Aguas agitadas: oleajes que suben desde el estado llano porque la necesidad -cuando se le unen las convicciones- tiende a romper todos los diques. También, la reacción no siempre serena de “los de arriba”, aquellos que confunden sus privilegios con un “derecho” de origen divino a disfrutar del monopolio del poder y la riqueza.
Esperanza, hoy, en este Chile tan pocas veces nuestro; para un cambio en la educación y la salud, en el trabajo y la vivienda, en la dignidad de los pueblos originarios, o los derechos de las mujeres.
¿Situación “límite”, motivo suficiente para que suenen todas las alarmas? No, ciertamente. Y ello porque el debate está bien encauzado y las instituciones funcionan, entendiendo que -también- los sindicatos, las orgánicas comunales y de barrio, los comités de los sin casa y las federaciones estudiantiles, entre otras muchas, forman parte de tales instituciones.
Y, entonces, a no perder la serenidad. Pero sí a respetar el derecho de la gente – el pueblo-, a expresarse. Para lo cual, obviamente, debe reconocerse como protagonista de su propia historia y deliberar. Sí, deliberar. Consigo mismo, con el vecino, e incluso con el del frente.
Ese ejercicio que combina la experiencia con la conciencia debe ser favorecido por la sociedad entera. Y por eso no debieran levantarse barreras para la libre circulación de las ideas y sus correspondientes propuestas. Aunque a veces el tono y los estilos puedan provocar alguna arcada estética a los pontífices de la sumisión y el conformismo. La libre circulación de los argumentos presenta un espectáculo curioso pero, a la vez, variado y rico en matices.
Desde la más extrema impaciencia -tan comprensible, sin duda- hasta el desprecio de clase hacia aquellos que no se avienen a las formalidades de un debate entre iguales, como si hubiera alguna igualdad entre los quintiles o los deciles extremos en que se halla dividida la población chilena.

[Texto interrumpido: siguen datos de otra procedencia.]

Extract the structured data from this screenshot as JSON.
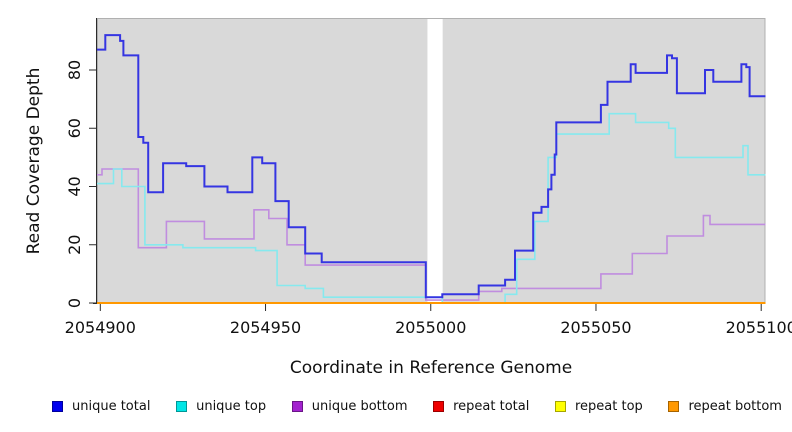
{
  "chart_data": {
    "type": "line",
    "subtype": "step-after-coverage-plot",
    "title": "",
    "xlabel": "Coordinate in Reference Genome",
    "ylabel": "Read Coverage Depth",
    "xlim": [
      2054899,
      2055101.3
    ],
    "ylim": [
      0,
      95
    ],
    "x_end": 2055101.3,
    "x_ticks": [
      "2054900",
      "2054950",
      "2055000",
      "2055050",
      "2055100"
    ],
    "x_tick_values": [
      2054900,
      2054950,
      2055000,
      2055050,
      2055100
    ],
    "y_ticks": [
      "0",
      "20",
      "40",
      "60",
      "80"
    ],
    "y_tick_values": [
      0,
      20,
      40,
      60,
      80
    ],
    "grid": "off",
    "legend_position": "bottom",
    "panel_bg": "#d9d9d9",
    "panel_border": "#b0b0b0",
    "coverage_gap_x": [
      2054999.0,
      2055003.6
    ],
    "series": [
      {
        "name": "unique total",
        "legend_color": "#0000ee",
        "line_color": "#3535e2",
        "width": 2,
        "points": [
          [
            2054899,
            87
          ],
          [
            2054901.5,
            92
          ],
          [
            2054906,
            90
          ],
          [
            2054907,
            85
          ],
          [
            2054911.5,
            57
          ],
          [
            2054913,
            55
          ],
          [
            2054914.5,
            38
          ],
          [
            2054919,
            48
          ],
          [
            2054926,
            47
          ],
          [
            2054931.5,
            40
          ],
          [
            2054938.5,
            38
          ],
          [
            2054946,
            50
          ],
          [
            2054949,
            48
          ],
          [
            2054953,
            35
          ],
          [
            2054957,
            26
          ],
          [
            2054962,
            17
          ],
          [
            2054967,
            14
          ],
          [
            2054998.5,
            2
          ],
          [
            2055003.5,
            3
          ],
          [
            2055014.5,
            6
          ],
          [
            2055022.5,
            8
          ],
          [
            2055025.5,
            18
          ],
          [
            2055031,
            31
          ],
          [
            2055033.5,
            33
          ],
          [
            2055035.5,
            39
          ],
          [
            2055036.5,
            44
          ],
          [
            2055037.5,
            51
          ],
          [
            2055038,
            62
          ],
          [
            2055051.5,
            68
          ],
          [
            2055053.5,
            76
          ],
          [
            2055060.5,
            82
          ],
          [
            2055062,
            79
          ],
          [
            2055071.5,
            85
          ],
          [
            2055073,
            84
          ],
          [
            2055074.5,
            72
          ],
          [
            2055083,
            80
          ],
          [
            2055085.5,
            76
          ],
          [
            2055094,
            82
          ],
          [
            2055095.5,
            81
          ],
          [
            2055096.5,
            71
          ]
        ]
      },
      {
        "name": "unique top",
        "legend_color": "#00e6e6",
        "line_color": "#86e9ee",
        "width": 1.6,
        "points": [
          [
            2054899,
            41
          ],
          [
            2054904,
            46
          ],
          [
            2054906.5,
            40
          ],
          [
            2054913.5,
            20
          ],
          [
            2054925,
            19
          ],
          [
            2054947,
            18
          ],
          [
            2054953.5,
            6
          ],
          [
            2054962,
            5
          ],
          [
            2054967.5,
            2
          ],
          [
            2055003.5,
            0
          ],
          [
            2055022.5,
            3
          ],
          [
            2055026,
            15
          ],
          [
            2055031.5,
            28
          ],
          [
            2055035.5,
            50
          ],
          [
            2055038,
            58
          ],
          [
            2055054,
            65
          ],
          [
            2055062,
            62
          ],
          [
            2055072,
            60
          ],
          [
            2055074,
            50
          ],
          [
            2055094.5,
            54
          ],
          [
            2055096,
            44
          ]
        ]
      },
      {
        "name": "unique bottom",
        "legend_color": "#a322cf",
        "line_color": "#c08ddf",
        "width": 1.6,
        "points": [
          [
            2054899,
            44
          ],
          [
            2054900.5,
            46
          ],
          [
            2054911.5,
            19
          ],
          [
            2054920,
            28
          ],
          [
            2054931.5,
            22
          ],
          [
            2054946.5,
            32
          ],
          [
            2054951,
            29
          ],
          [
            2054956.5,
            20
          ],
          [
            2054962,
            13
          ],
          [
            2054998.5,
            1
          ],
          [
            2055014.5,
            4
          ],
          [
            2055021.5,
            5
          ],
          [
            2055051.5,
            10
          ],
          [
            2055061,
            17
          ],
          [
            2055071.5,
            23
          ],
          [
            2055082.5,
            30
          ],
          [
            2055084.5,
            27
          ]
        ]
      },
      {
        "name": "repeat total",
        "legend_color": "#ee0000",
        "line_color": "#cc2222",
        "width": 1.6,
        "points": [
          [
            2054899,
            0
          ]
        ]
      },
      {
        "name": "repeat top",
        "legend_color": "#ffff00",
        "line_color": "#ffff33",
        "width": 1.6,
        "points": [
          [
            2054899,
            0
          ]
        ]
      },
      {
        "name": "repeat bottom",
        "legend_color": "#ff9800",
        "line_color": "#ff9800",
        "width": 2,
        "points": [
          [
            2054899,
            0
          ]
        ]
      }
    ]
  }
}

De todo hay, de todo se ve en calles y asambleas, partidos y parlamento. Pareciera que millones de ciudadanos se han reconocido como tales, y salen a ejercer ese oficio supremo. Para acallar tal ansia de protagonismo de masas, se resucita por estos días el viejo y desgastado “lázaro” del terror económico: la crisis es global, o la devaluación de “nuestro cobre” en los mercados mundiales -uso desvergonzado de la caída en los precios de nuestro producto principal, por parte de los mismos que lo despojaron de su condición de nuestro-. Y así, otras amenazas o apelaciones al “terror”, como: inflación, menor crecimiento, cesantía y un nutrido arsenal de bien aceitados y probados argumentos para cuando llegue la ocasión.
Pero, derecho a la esperanza, decíamos. Porque ella, la esperanza, está en la base de toda acción reivindicativa, y es en torno a ella que se congregan los pueblos para unir sus voluntades. Esperanza, hoy, en este Chile tan pocas veces nuestro, para un cambio en la educación y la salud, en el trabajo y la vivienda, en la dignidad de los pueblos originarios, o los derechos de las mujeres. Una esperanza sustentada en argumentos sólidos, en la fuerza de la unidad y en la certeza de la razón.
En la puerta del Infierno del Dante -su Divina Comedia– podía leerse: “Tú que entras, abandona toda esperanza” (Lasciate ogni speranza voi ch’entrate). Por eso, un derecho que reafirma la posibilidad de los cambios y que es, a la vez y por lo mismo, una herramienta de unidad y de movilización. Y porque no estamos condenados a vivir en un infierno, no renunciemos a la esperanza.